A manipulação de imagem nas redes sociais e seus malefícios à saúde mental
Enviada em 29/03/2021
Na contemporaneidade, as redes sociais é um grande meio de dissipação de informações, contéudo e notícias, sejam elas maléficas ou benéficas. A título de exemplo, na animação da Disney, Enrolados, Rapunzel tem o poder da cura, proveniente de uma rosa dourada e mágica armazenada em seu cabelo.

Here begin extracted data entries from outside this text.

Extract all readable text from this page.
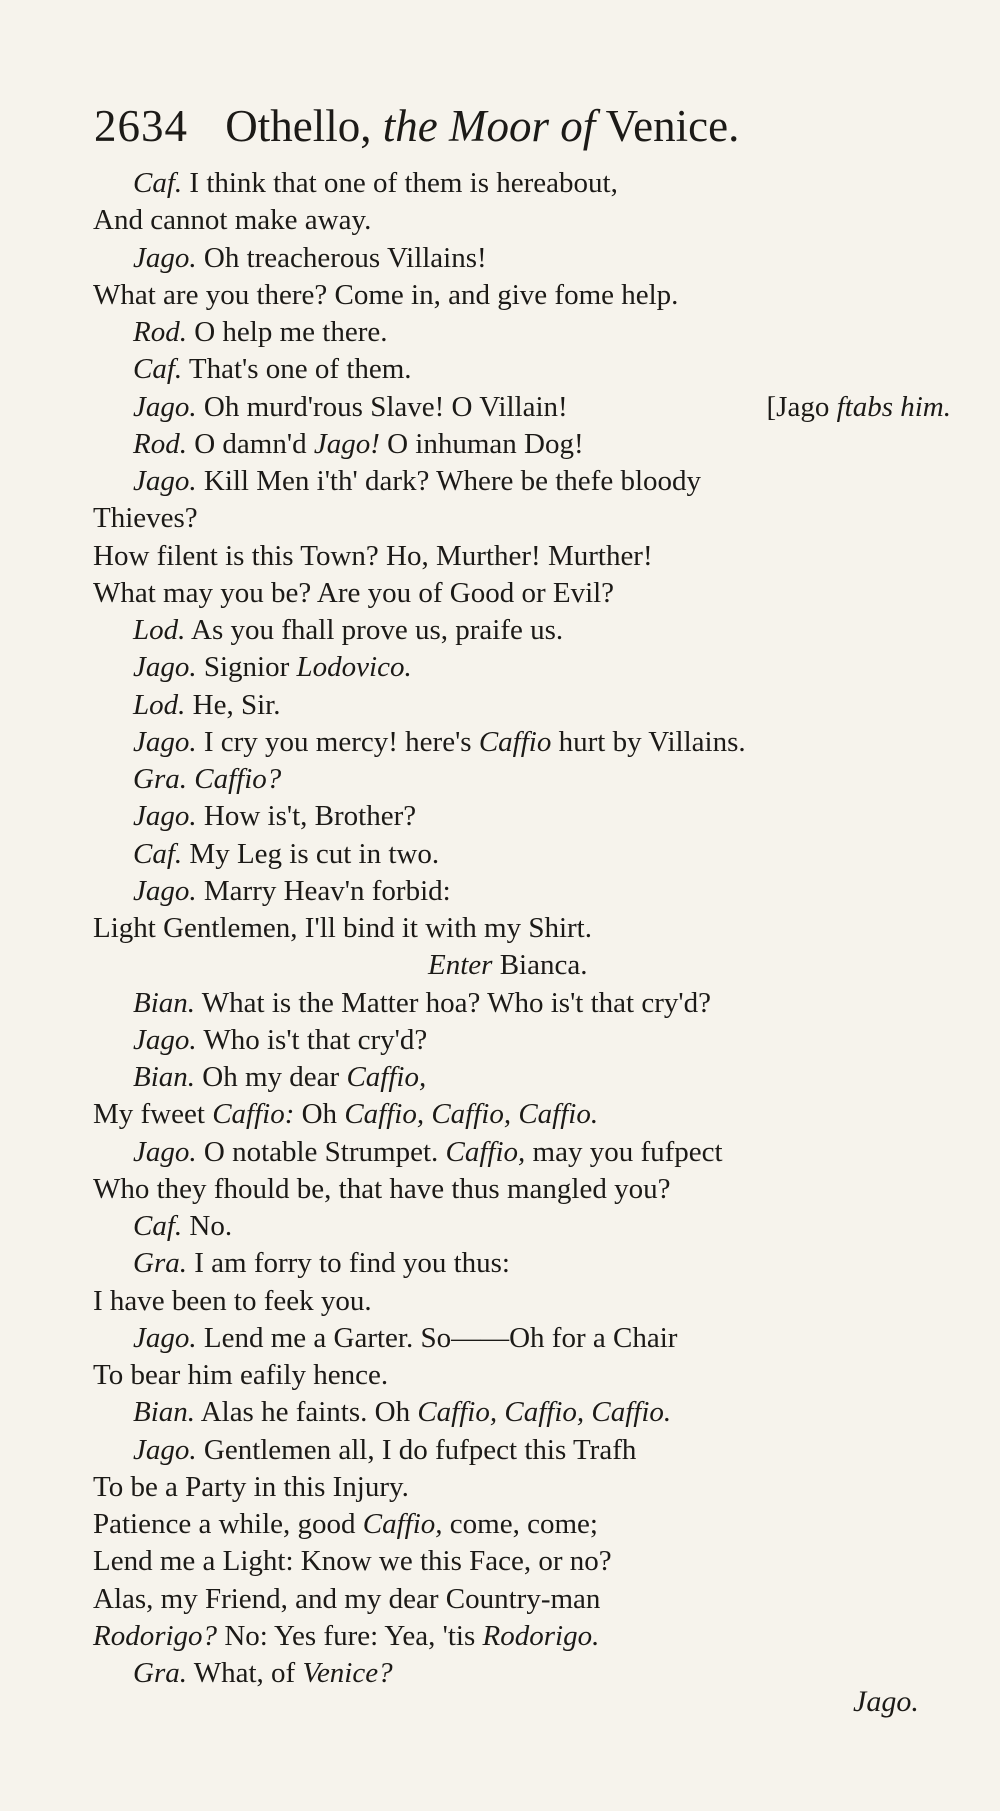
2634 Othello, the Moor of Venice.
Caf. I think that one of them is hereabout,
And cannot make away.
Jago. Oh treacherous Villains!
What are you there? Come in, and give fome help.
Rod. O help me there.
Caf. That's one of them.
Jago. Oh murd'rous Slave! O Villain!	[Jago ftabs him.
Rod. O damn'd Jago! O inhuman Dog!
Jago. Kill Men i'th' dark? Where be thefe bloody
Thieves?
How filent is this Town? Ho, Murther! Murther!
What may you be? Are you of Good or Evil?
Lod. As you fhall prove us, praife us.
Jago. Signior Lodovico.
Lod. He, Sir.
Jago. I cry you mercy! here's Caffio hurt by Villains.
Gra. Caffio?
Jago. How is't, Brother?
Caf. My Leg is cut in two.
Jago. Marry Heav'n forbid:
Light Gentlemen, I'll bind it with my Shirt.
Enter Bianca.
Bian. What is the Matter hoa? Who is't that cry'd?
Jago. Who is't that cry'd?
Bian. Oh my dear Caffio,
My fweet Caffio: Oh Caffio, Caffio, Caffio.
Jago. O notable Strumpet. Caffio, may you fufpect
Who they fhould be, that have thus mangled you?
Caf. No.
Gra. I am forry to find you thus:
I have been to feek you.
Jago. Lend me a Garter. So——Oh for a Chair
To bear him eafily hence.
Bian. Alas he faints. Oh Caffio, Caffio, Caffio.
Jago. Gentlemen all, I do fufpect this Trafh
To be a Party in this Injury.
Patience a while, good Caffio, come, come;
Lend me a Light: Know we this Face, or no?
Alas, my Friend, and my dear Country-man
Rodorigo? No: Yes fure: Yea, 'tis Rodorigo.
Gra. What, of Venice?
Jago.
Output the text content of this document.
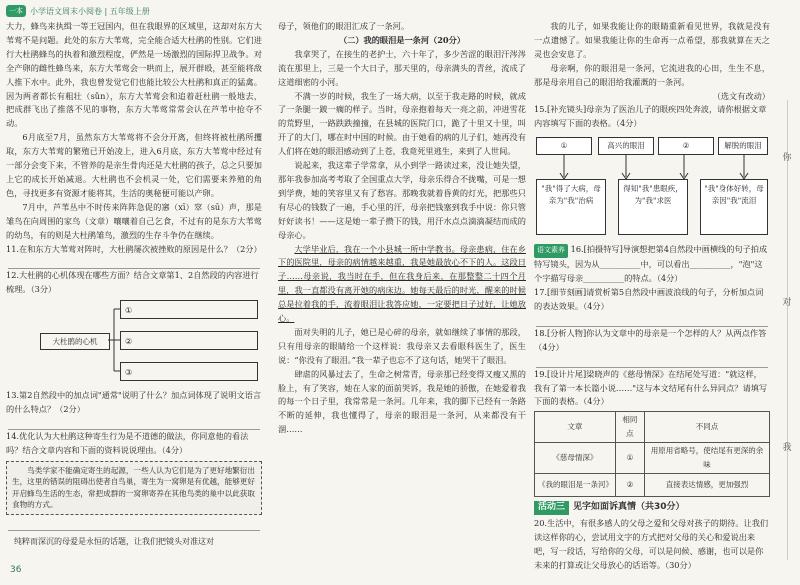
一本 小学语文周末小阅卷 | 五年级上册

大力，蜂鸟来执缉一等王冠国内，但在我眼界的区域里，这却对东方大苇莺不是问题。此处的东方大苇莺，完全能合适大杜鹃的性别。它们进行大杜鹃蜂鸟的执着和激烈程度，俨然是一场激烈的国际捍卫战争。对全产卵的雌性蜂鸟来，东方大苇莺会一哄而上，展开群殴，甚至能将敌人推下水中。此外，我也曾发觉它们也能比较公大杜鹃和真正的猛禽。因为两者都长有粗壮（sǔn），东方大苇莺会和追着赶杜鹃一般地去，把成群飞出了推落不见的事物，东方大苇莺常常会认在芦苇中抢夺不动。

6月底至7月，虽然东方大苇莺将不会分开离，但终将被杜鹃所攫取，东方大苇莺的繁殖已开始凌上，进入6月底，东方大苇莺中经过有一部分会变下来，不管养的是亲生骨肉还是大杜鹃的孩子，总之只要加上它的成长开始减退。大杜鹃也不会机灵一处，它们需要来养殖的角色，寻找更多有资源才能将其，生活的奥秘便可能以产卵。

7月中，芦苇丛中不时传来阵阵急促的窸（xī）窣（sū）声，那是雏鸟在向周围的家鸟（文章）嚷嚷着自己乞食，不过有的是东方大苇莺的幼鸟，有的则是大杜鹃雏鸟，激烈的生存斗争仍在继续。

11.在和东方大苇莺对阵时，大杜鹃屡次被挫败的原因是什么？（2分）
12.大杜鹃的心机体现在哪些方面？结合文章第1、2自然段的内容进行梳理。（3分）
大杜鹃的心机
①
②
③
13.第2自然段中的加点词"通常"说明了什么？加点词体现了说明文语言的什么特点？（2分）
14.优化认为大杜鹃这种寄生行为是不道德的做法，你同意他的看法吗？结合文章内容和下面的资料说说理由。（4分）
鸟类学家不能确定寄生的起源，一些人认为它们是为了更好地繁衍出生，这里的错误的阻碍出使者自鸟巢，寄生为一窝卵是有优越，能够更好开启蜂鸟生活的生态，常把成群的一窝卵寄养在其他鸟类的巢中以此获取食物的方式。
纯粹而深沉的母爱是永恒的话题，让我们把镜头对准这对
36

母子，领他们的眼泪汇成了一条河。

（二）我的眼泪是一条河（20分）

我拿哭了，在接生的老护士，六十年了，多少苦涩的眼泪汗涔涔流在那里上，三是一个大日子，那天里的，母亲满头的青丝，流成了这道细密的小河。

不满一岁的时候，我生了一场大病，以至于我走路的时候，就成了一条腿一跛一瘸的样子。当时，母亲抱着每天一亮之前，冲进雪花的荒野里，一路跌跌撞撞，在县城的医院门口，跪了十里又十里，叫开了的大门，哪在时中国的时候。由于她看的病的儿子们，她再没有人们将在她的眼泪感动到了上苍，我竟死里逃生，来到了人世间。

说起来，我这辈子学常拿，从小到学一路读过来，没让她失望，那年我参加高考考取了全国重点大学，母亲乐得合不拢嘴，可是一想到学费，她的笑容里又有了愁容。那晚我就着昏黄的灯光，把那些只有尽心的钱数了一遍，手心里的汗，母亲把钱塞到我手中说：你只管好好读书！——这是她一辈子攒下的钱，用汗水点点滴滴凝结而成的母亲心。

大学毕业后，我在一个小县城一所中学教书。母亲患病，住在乡下的医院里，母亲的病情越来越重，我是她最放心不下的人。这段日子……母亲说，我当时在手，但在我身后来，在那整整二十四个月里，我一直都没有离开她的病床边。她每天最后的时光，醒来的时候总是拉着我的手，流着眼泪让我答应她，一定要把日子过好，让她放心。

面对失明的儿子，她已是心碎的母亲，就如继续了事情的那段，只有用母亲的眼睛给一个这样说：我母亲又去看眼科医生了，医生说：“你没有了眼泪。”我一辈子也忘不了这句话，她哭干了眼泪。

肆虐的风暴过去了，生命之树常青，母亲那已经变得又瘦又黑的脸上，有了笑容，她在人家的面前哭诉，我是她的骄傲，在她爱着我的每一个日子里，我常常是一条河。几年来，我的脚下已经有一条路不断的延伸，我也懂得了，母亲的眼泪是一条河，从来都没有干涸……

我的儿子，如果我能让你的眼睛重新看见世界，我就是没有一点遗憾了。如果我能让你的生命再一点希望，那我就算在天之灵也会安息了。

母亲啊，你的眼泪是一条河，它流进我的心田，生生不息，那是母亲用自己的眼泪给我灌溉的一条河。

（选文有改动）
15.[补充镜头]母亲为了医治儿子的眼疾四处奔波，请你根据文章内容填写下面的表格。（4分）
①	高兴的眼泪	②	解脱的眼泪
"我"得了大病，母亲为"我"治病
得知"我"患眼疾，为"我"求医
"我"身体好转，母亲因"我"流泪
语文素养 16.[拍摄特写]导演想把第4自然段中画横线的句子拍成特写镜头，因为从__________中，可以看出__________，"泡"这个字描写母亲__________的特点。（4分）
17.[细节刻画]请赏析第5自然段中画波浪线的句子，分析加点词的表达效果。（4分）
18.[分析人物]你认为文章中的母亲是一个怎样的人？从两点作答（4分）
19.[设计片尾]梁晓声的《慈母情深》在结尾处写道："就这样，我有了第一本长篇小说……"这与本文结尾有什么异同点？请填写下面的表格。（4分）
文章	相同点	不同点
《慈母情深》	①	用原用省略号，使结尾有更深的余味
《我的眼泪是一条河》	②	直接表达情感，更加强烈
活动三 见字如面诉真情（共30分）
20.生活中，有很多感人的父母之爱和父母对孩子的期待。让我们读这样你的心，尝试用文字的方式把对父母的关心和爱说出来吧，写一段话，写给你的父母，可以是问候、感谢，也可以是你未来的打算或让父母放心的话语等。（30分）
你
对
我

Devido a isso, ela é raptada e enclausurada por uma mulher que utiliza à mágica presente em Rapunzel para não envelhecer. Assim como no cinema, esse desejo é compartilhado pela sociedade atual, uma vez que os padrões estéticos estabelecidos procuram, em grande parte, a busca incessante pela juventude, ocasionando prejuízos físicos e psicológicos. Dessa forma, é necessário entender as causas dessa manipulação de imagem e quais são as consequências para a saúde mental.
Primeiramente, é preciso saber que as mídias digitais são onde as pessoas postam fotos, vídeos de momentos que gostariam de compartilhar. Segundo Rosseau, “O homem é bom por natureza e é a sociedade que o corrompe”. Sob tal ótica, entende se que as redes sociais por oferecem ferramentas, que auxiliam as pessoas a tirarem fotos, de tal forma, que se encaixem perfeitamente dentro do padrão de beleza. Fazendo com que, as pessoas não se sintam be com si mesma e recorram a procedimentos estéticos, que podem trazer riscos à saúde e também maléficios para a sáude mental.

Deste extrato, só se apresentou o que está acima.